When the wall calendar changed in January, we looked to the 2020 planting season with anxious optimism. Our family, farm friends and even fields needed a fresh start after 2019. Last year’s growing season was brutal, from its unprecedented widespread planting delays and trade wars to a muddy harvest that crept into the month of Christmas.

Then entered the novel coronavirus, a biological threat sweeping the globe and turning lifestyles and economies on their heads. We now begin another historic planting season with challenges beyond our control. As a business deemed essential, farm operations continue, and we stand determined to plant corn and soybeans in a timely manner while mindful of social distancing guidelines.

Hours in the tractor cab naturally isolate farm families like ours this time of year. We take comfort in this seasonal confinement and the priority task of planting, a welcome distraction from the troubling news of the world. I most enjoy the swift precision of the season. The planting process takes a fraction of the time of harvest and resembles an incredible work of technological art. The tractor drives itself straight and hands-free. The high-tech planter places seed at precise spacing. Automatic sensors adjust ground pressure per planter row to sow seed at uniform depths. Software prescriptions vary the seeding rate with the guidance of global-positioning satellites. That guidance controls automatic row shut-offs on the planter to prevent overlapped planting of seed.

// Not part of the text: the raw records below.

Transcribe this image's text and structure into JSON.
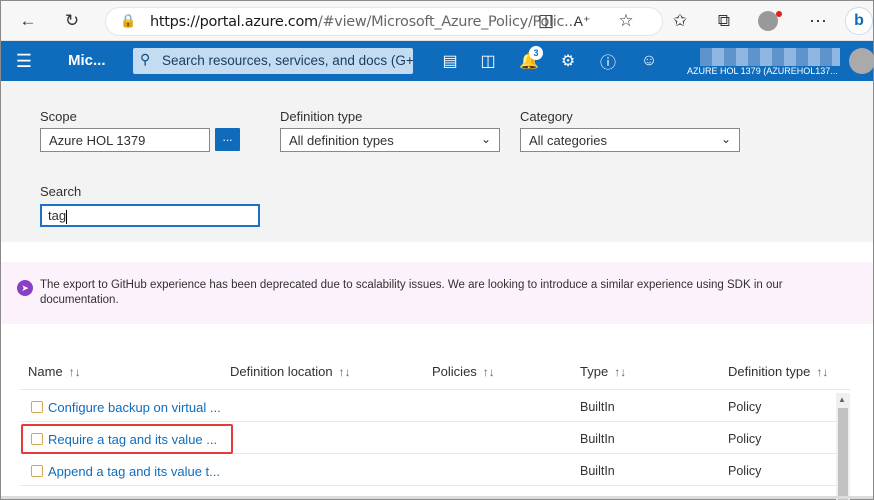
{
  "browser": {
    "url_host": "https://portal.azure.com",
    "url_path": "/#view/Microsoft_Azure_Policy/Polic..."
  },
  "header": {
    "title": "Mic...",
    "search_placeholder": "Search resources, services, and docs (G+/)",
    "notification_count": "3",
    "account_name": "AZURE HOL 1379 (AZUREHOL137..."
  },
  "filters": {
    "scope_label": "Scope",
    "scope_value": "Azure HOL 1379",
    "scope_button": "...",
    "definition_type_label": "Definition type",
    "definition_type_value": "All definition types",
    "category_label": "Category",
    "category_value": "All categories",
    "search_label": "Search",
    "search_value": "tag"
  },
  "banner": {
    "text": "The export to GitHub experience has been deprecated due to scalability issues. We are looking to introduce a similar experience using SDK in our documentation."
  },
  "table": {
    "columns": [
      "Name",
      "Definition location",
      "Policies",
      "Type",
      "Definition type"
    ],
    "sort_icon": "↑↓",
    "rows": [
      {
        "name": "Configure backup on virtual ...",
        "location": "",
        "policies": "",
        "type": "BuiltIn",
        "definition_type": "Policy"
      },
      {
        "name": "Require a tag and its value ...",
        "location": "",
        "policies": "",
        "type": "BuiltIn",
        "definition_type": "Policy"
      },
      {
        "name": "Append a tag and its value t...",
        "location": "",
        "policies": "",
        "type": "BuiltIn",
        "definition_type": "Policy"
      }
    ]
  },
  "colors": {
    "azure_blue": "#0f6cbd",
    "highlight_red": "#e33b3b",
    "banner_bg": "#fcf2fc"
  }
}
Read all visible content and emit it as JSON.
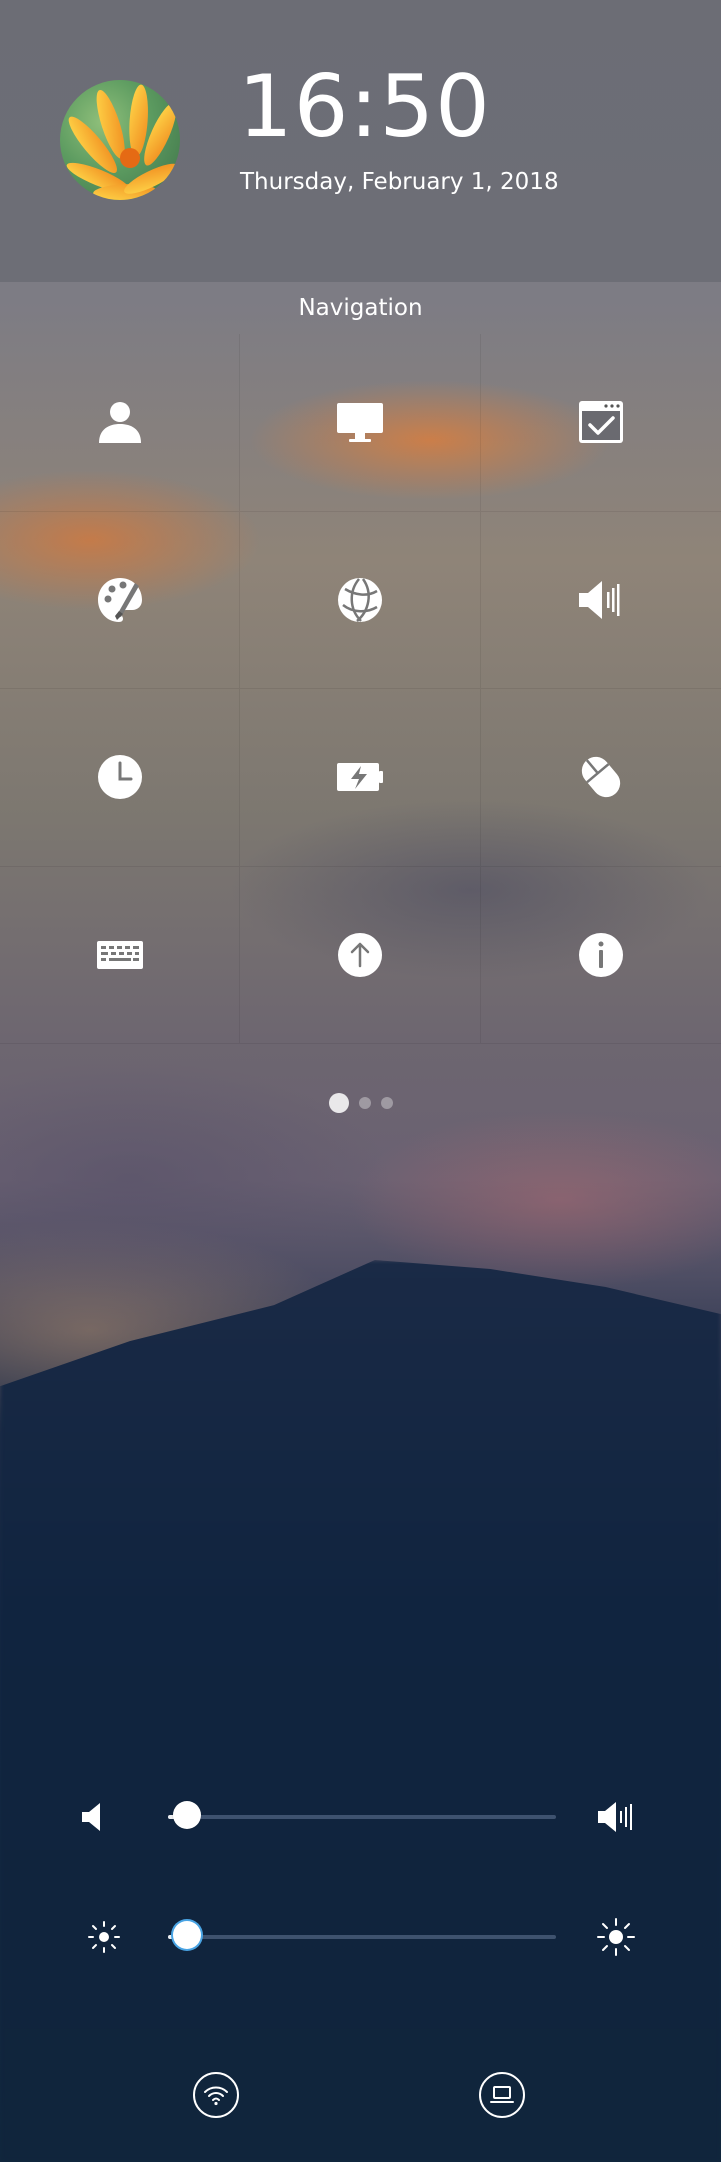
{
  "header": {
    "avatar_icon": "user-avatar-flower",
    "time": "16:50",
    "date": "Thursday, February 1, 2018"
  },
  "navigation": {
    "title": "Navigation",
    "items": [
      {
        "icon": "account-icon"
      },
      {
        "icon": "display-icon"
      },
      {
        "icon": "default-apps-icon"
      },
      {
        "icon": "personalization-icon"
      },
      {
        "icon": "network-icon"
      },
      {
        "icon": "sound-icon"
      },
      {
        "icon": "time-date-icon"
      },
      {
        "icon": "power-icon"
      },
      {
        "icon": "mouse-icon"
      },
      {
        "icon": "keyboard-icon"
      },
      {
        "icon": "update-icon"
      },
      {
        "icon": "system-info-icon"
      }
    ],
    "pages": 3,
    "current_page": 1
  },
  "controls": {
    "volume": {
      "level": 0.05,
      "low_icon": "speaker-low-icon",
      "high_icon": "speaker-high-icon"
    },
    "brightness": {
      "level": 0.05,
      "low_icon": "brightness-low-icon",
      "high_icon": "brightness-high-icon"
    }
  },
  "bottom": {
    "wifi_icon": "wifi-icon",
    "display_mode_icon": "laptop-icon"
  },
  "colors": {
    "accent": "#49a4e4",
    "foreground": "#ffffff"
  }
}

See more: Planting Seeds of Knowledge for Beginning Farmers

A machinery breakdown and overdue haircuts (even worse than in a normal spring season) will promptly remind us of the world’s issues. With non-essential businesses shut down and essential agribusinesses closed to walk-in traffic, farmers forgo haircuts and order parts by phone to pick up in parking lots. Stresses will elevate if the pandemic infects any of us or the supply chain of parts, fuel, fertilizer, pesticides and other supplies or services necessary to plant crops. That includes grocery pickups to feed the planting crew.

At our farm’s grain storage facility, a lit heart in the scale house window shares the universal message of togetherness and encouragement. It seems we have entered another year when we again hope that changing the calendar brings a better start.